Since the events above described occurred subsequent. to June 12, 1967, defendant was entitled to have counsel present with him at the time. (People v. Feggans, 67 Cal.2d 444, 448 [62 Cal.Rptr. 419, 432 P.2d 21].) The record, however, sufficiently establishes that defendant was advised of and waived such right, and he does not contend otherwise.
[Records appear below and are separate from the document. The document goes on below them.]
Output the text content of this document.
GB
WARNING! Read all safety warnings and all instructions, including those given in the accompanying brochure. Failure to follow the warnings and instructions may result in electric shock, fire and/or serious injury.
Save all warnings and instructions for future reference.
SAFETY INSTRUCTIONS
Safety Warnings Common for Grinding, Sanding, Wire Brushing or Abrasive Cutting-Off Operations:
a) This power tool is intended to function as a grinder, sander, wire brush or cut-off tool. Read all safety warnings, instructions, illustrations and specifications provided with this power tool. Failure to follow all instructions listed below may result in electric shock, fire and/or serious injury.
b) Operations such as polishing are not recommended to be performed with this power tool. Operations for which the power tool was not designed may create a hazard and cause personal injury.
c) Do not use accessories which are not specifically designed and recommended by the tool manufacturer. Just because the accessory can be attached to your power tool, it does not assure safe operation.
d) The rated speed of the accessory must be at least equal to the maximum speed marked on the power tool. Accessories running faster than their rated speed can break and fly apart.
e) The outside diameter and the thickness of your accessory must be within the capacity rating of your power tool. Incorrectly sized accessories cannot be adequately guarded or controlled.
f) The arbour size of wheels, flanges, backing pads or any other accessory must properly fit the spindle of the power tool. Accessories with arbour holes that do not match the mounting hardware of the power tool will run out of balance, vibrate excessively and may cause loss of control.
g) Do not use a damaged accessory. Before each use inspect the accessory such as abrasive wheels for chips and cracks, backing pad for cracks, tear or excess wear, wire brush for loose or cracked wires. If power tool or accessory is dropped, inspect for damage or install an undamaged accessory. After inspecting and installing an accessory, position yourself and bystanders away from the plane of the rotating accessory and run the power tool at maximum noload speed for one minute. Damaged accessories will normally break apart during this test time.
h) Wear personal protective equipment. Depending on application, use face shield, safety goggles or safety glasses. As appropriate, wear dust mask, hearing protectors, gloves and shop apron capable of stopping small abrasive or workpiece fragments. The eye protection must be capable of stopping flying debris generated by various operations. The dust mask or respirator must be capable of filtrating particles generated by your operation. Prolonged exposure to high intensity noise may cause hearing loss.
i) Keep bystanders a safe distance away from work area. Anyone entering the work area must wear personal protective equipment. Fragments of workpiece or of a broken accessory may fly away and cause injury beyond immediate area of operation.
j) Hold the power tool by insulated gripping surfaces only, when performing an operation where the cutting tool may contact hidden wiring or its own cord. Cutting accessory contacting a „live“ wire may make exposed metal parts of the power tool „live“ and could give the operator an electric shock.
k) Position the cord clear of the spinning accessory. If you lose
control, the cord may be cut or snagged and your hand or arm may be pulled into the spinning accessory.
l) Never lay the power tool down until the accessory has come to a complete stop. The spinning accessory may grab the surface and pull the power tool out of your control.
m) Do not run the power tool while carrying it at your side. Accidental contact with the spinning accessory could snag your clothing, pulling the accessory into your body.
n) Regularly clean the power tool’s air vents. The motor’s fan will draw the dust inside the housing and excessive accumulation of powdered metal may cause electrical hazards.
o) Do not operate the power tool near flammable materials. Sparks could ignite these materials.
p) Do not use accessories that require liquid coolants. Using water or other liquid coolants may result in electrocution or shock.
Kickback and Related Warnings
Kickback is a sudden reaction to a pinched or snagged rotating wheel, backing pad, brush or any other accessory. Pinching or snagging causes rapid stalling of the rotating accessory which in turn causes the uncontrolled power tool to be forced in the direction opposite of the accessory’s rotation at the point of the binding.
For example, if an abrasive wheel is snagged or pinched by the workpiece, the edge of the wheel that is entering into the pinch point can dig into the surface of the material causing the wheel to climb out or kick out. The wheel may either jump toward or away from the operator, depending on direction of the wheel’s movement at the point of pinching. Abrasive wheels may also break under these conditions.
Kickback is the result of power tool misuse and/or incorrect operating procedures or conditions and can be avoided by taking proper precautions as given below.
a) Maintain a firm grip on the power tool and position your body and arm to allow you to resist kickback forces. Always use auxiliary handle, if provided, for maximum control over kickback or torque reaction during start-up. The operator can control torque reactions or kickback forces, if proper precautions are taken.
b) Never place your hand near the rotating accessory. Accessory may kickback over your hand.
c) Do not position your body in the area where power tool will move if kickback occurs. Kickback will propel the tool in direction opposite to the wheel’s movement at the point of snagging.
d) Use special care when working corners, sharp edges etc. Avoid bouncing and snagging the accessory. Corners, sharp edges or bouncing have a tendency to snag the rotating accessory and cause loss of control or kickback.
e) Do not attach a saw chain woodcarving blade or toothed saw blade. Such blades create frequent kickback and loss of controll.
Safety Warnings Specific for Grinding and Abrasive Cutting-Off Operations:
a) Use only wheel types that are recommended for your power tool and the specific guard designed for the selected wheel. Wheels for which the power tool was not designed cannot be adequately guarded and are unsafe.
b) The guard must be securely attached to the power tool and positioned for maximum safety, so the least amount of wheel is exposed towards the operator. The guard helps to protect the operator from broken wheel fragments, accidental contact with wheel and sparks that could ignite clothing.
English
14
Rather, it is defendant’s position that the requirements of due process were violated because of the unfairness of the identification made when the victim saw him' at the interview table through the one-way mirror. The question is whether, as a matter of law, the record shows that the identification ‘1. . . was so unnecessarily suggestive and conducive to irreparable mistaken identification that he was denied due process of law.” (Stovall v. Denno, 388 U.S. 293, 302 [18 L.Ed.2d 1199, 1206, 87 S.Ct. 1967].) As the court pointed out in Stovall, supra, “The practice of showing suspects singly to persons for the purpose of identification, and not as part of a lineup, has been widely condemned.. However, a claimed violation of due process of law in the conduct of a confrontation depends on the totality of the circumstances surrounding it, . . .” (388 U.S. at p. 302 [18 L.Ed.2d at p. 1206].)

The evidence in this case supports the Conclusion that the identification in question was made after the victim had observed defendant quite by accident. Defendant was not shown to her by the police. She had just finished picking his photograph out of a group of photographs of other Negro men. When he was observed, he was sitting alone at an interview table. According to the victim, he was wearing the same clothing he wore when he robbed her the night before. Since no one pointed him out or asked “Is he the one?”, no claim can be made of the presence of the influence of any improper suggestion exerted by the police. We conclude that, under the totality of the circumstances presented, the identification did not result in a violation of due process.

The judgment is affirmed.

Files, P. J., and Kingsley, J., concurred.

A petition for a rehearing was denied February 20, 1969.